Children of the Tide: A Victorian Detective Story, by Jon Redfern, (Dundurn), 296 pages, release date March 24, 2015
Children of the Tide is the second novel featuring inspector Owen Endersby, though it’s the first novel in I’ve read in this series—and I am hoping it will be a many-volumed series. While the book is set in Victorian London, Endersby is one of those characters whose views bridge his purported time and our own, allowing for a commentary on life in Victoria’s England that is perhaps a bit modern in its outlook, but that is also sympathetic and not unbelievable.
Endersby critiques the norms of his time, while living comfortably within them. In this case, he is investigating the murders of two workhouse matrons and the aborted kidnapping of two workhouse girls, both named Catherine. Early on we’re told “Any mention to [Endersby] of workhouses and their cruelty to children roused a deep anger in his heart. Many times he had passed the filthy courtyards of the city’s eight workhouses and seen their young inmates marching around them in circles, their faces wan, their eyes sad like those of inmates he’d seen in the yard of Fleet Prison.” Once inside one of these workhouses, Endersby reflects: “What sorrow pervades the morning light…. What thin hands and thin bodies are arrayed on the rows of beds. Why does our time treat women so cruelly?” Whether or not such questions were typical of his time, they are worth asking.
Endersby began his career as a Bow Street Runner, more concerned with seeing someone convicted of a crime than with finding the actual perpetrator. Now, as a member of the city’s new police force, he is more cautious and contemplative, more interested in uncovering what has happened than he is in quickly finding someone, anyone on whom to place the blame. He talks his way through a crime as if it were one of the wooden puzzles he amuses himself with during the evenings.

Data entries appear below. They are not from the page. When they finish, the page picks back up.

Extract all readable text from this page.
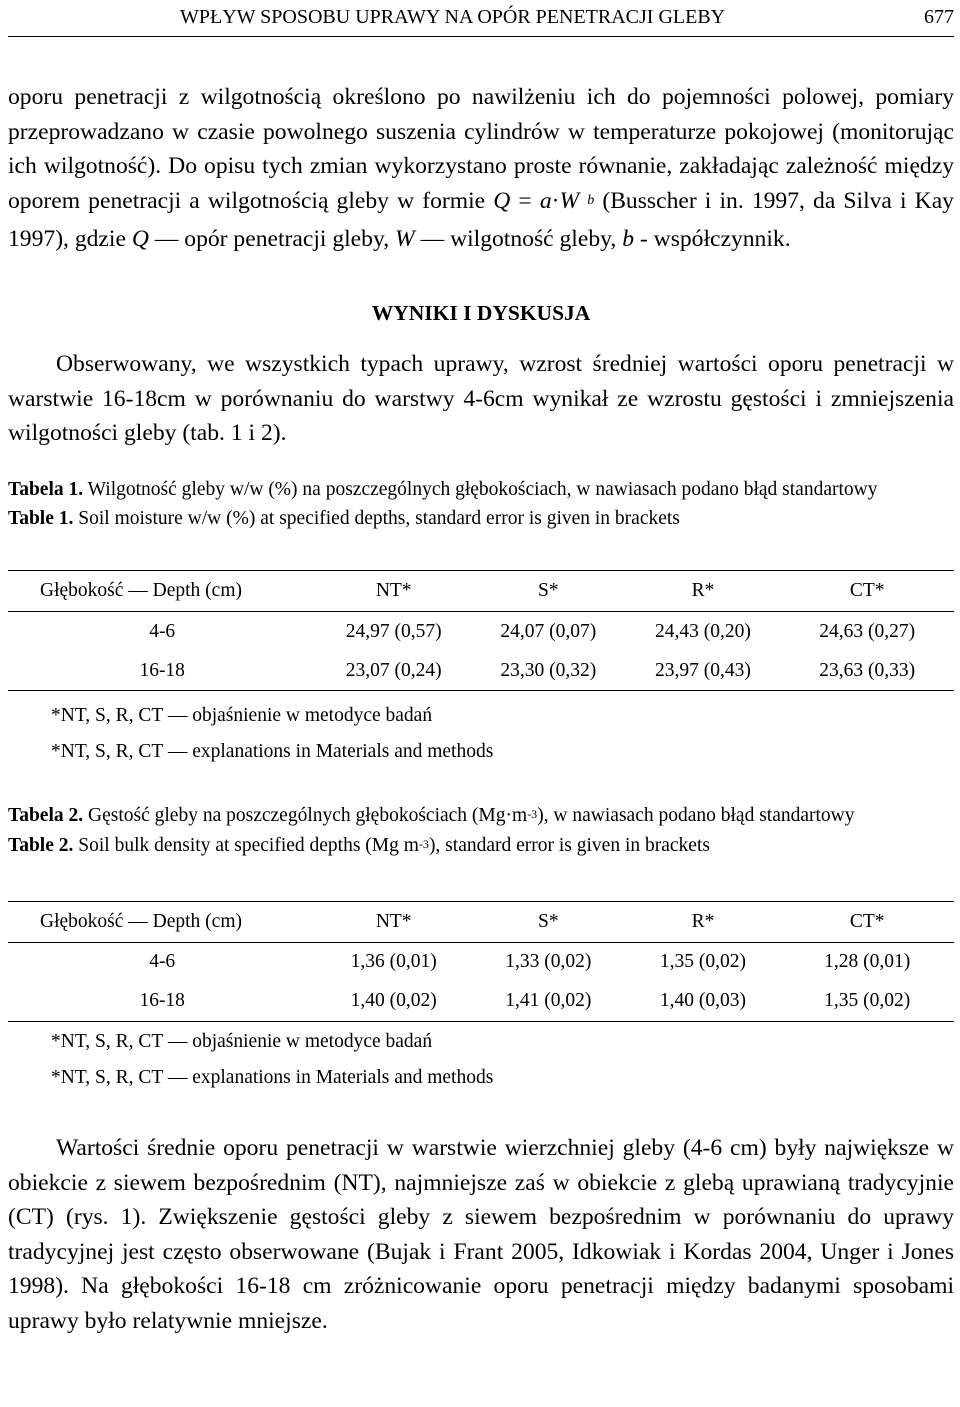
WPŁYW SPOSOBU UPRAWY NA OPÓR PENETRACJI GLEBY	677

oporu penetracji z wilgotnością określono po nawilżeniu ich do pojemności polowej, pomiary przeprowadzano w czasie powolnego suszenia cylindrów w temperaturze pokojowej (monitorując ich wilgotność). Do opisu tych zmian wykorzystano proste równanie, zakładając zależność między oporem penetracji a wilgotnością gleby w formie Q = a·W $^b$ (Busscher i in. 1997, da Silva i Kay 1997), gdzie Q — opór penetracji gleby, W — wilgotność gleby, b - współczynnik.

WYNIKI I DYSKUSJA

Obserwowany, we wszystkich typach uprawy, wzrost średniej wartości oporu penetracji w warstwie 16-18cm w porównaniu do warstwy 4-6cm wynikał ze wzrostu gęstości i zmniejszenia wilgotności gleby (tab. 1 i 2).

Tabela 1. Wilgotność gleby w/w (%) na poszczególnych głębokościach, w nawiasach podano błąd standartowy

Table 1. Soil moisture w/w (%) at specified depths, standard error is given in brackets

Głębokość — Depth (cm)	NT*	S*	R*	CT*
4-6	24,97 (0,57)	24,07 (0,07)	24,43 (0,20)	24,63 (0,27)
16-18	23,07 (0,24)	23,30 (0,32)	23,97 (0,43)	23,63 (0,33)

*NT, S, R, CT — objaśnienie w metodyce badań

*NT, S, R, CT — explanations in Materials and methods

Tabela 2. Gęstość gleby na poszczególnych głębokościach $(Mg\cdot m^{-3})$, w nawiasach podano błąd standartowy

Table 2. Soil bulk density at specified depths (Mg $m^{-3}$), standard error is given in brackets

Głębokość — Depth (cm)	NT*	S*	R*	CT*
4-6	1,36 (0,01)	1,33 (0,02)	1,35 (0,02)	1,28 (0,01)
16-18	1,40 (0,02)	1,41 (0,02)	1,40 (0,03)	1,35 (0,02)

*NT, S, R, CT — objaśnienie w metodyce badań

*NT, S, R, CT — explanations in Materials and methods

Wartości średnie oporu penetracji w warstwie wierzchniej gleby (4-6 cm) były największe w obiekcie z siewem bezpośrednim (NT), najmniejsze zaś w obiekcie z glebą uprawianą tradycyjnie (CT) (rys. 1). Zwiększenie gęstości gleby z siewem bezpośrednim w porównaniu do uprawy tradycyjnej jest często obserwowane (Bujak i Frant 2005, Idkowiak i Kordas 2004, Unger i Jones 1998). Na głębokości 16-18 cm zróżnicowanie oporu penetracji między badanymi sposobami uprawy było relatywnie mniejsze.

Endersby is also a theater-goer with a particular love of Shakespeare. Children of the Tide contains echoes of both Hamlet and A Midsummer Night’s Dream. In fact, the first Endersby mystery (which I’ve just ordered through my local, independent bookseller) takes place within the theater world. I’m eager to read it.

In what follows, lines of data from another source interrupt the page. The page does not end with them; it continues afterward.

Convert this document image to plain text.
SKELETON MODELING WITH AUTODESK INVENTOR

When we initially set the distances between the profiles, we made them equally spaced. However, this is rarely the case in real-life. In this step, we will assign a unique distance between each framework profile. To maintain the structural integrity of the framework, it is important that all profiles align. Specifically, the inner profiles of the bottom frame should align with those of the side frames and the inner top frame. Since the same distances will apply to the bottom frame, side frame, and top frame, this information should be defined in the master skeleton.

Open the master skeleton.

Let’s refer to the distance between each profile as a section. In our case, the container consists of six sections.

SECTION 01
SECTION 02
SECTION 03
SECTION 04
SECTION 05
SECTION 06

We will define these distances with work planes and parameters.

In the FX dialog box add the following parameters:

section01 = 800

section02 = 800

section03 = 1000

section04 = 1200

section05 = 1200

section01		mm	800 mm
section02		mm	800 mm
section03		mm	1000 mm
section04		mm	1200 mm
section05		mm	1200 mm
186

Jon Redfern has plotted this mystery well, with a number of tantalizing solutions hanging for readers to pluck like a bunches of ripe grapes. And because Redfern leaves so many possibilities open, the reader really does remain in doubt until the finish of the book. Redfern and Endersby are a gift to readers of mysteries and historical fiction—I urge you to open these books and to enjoy them for yourself.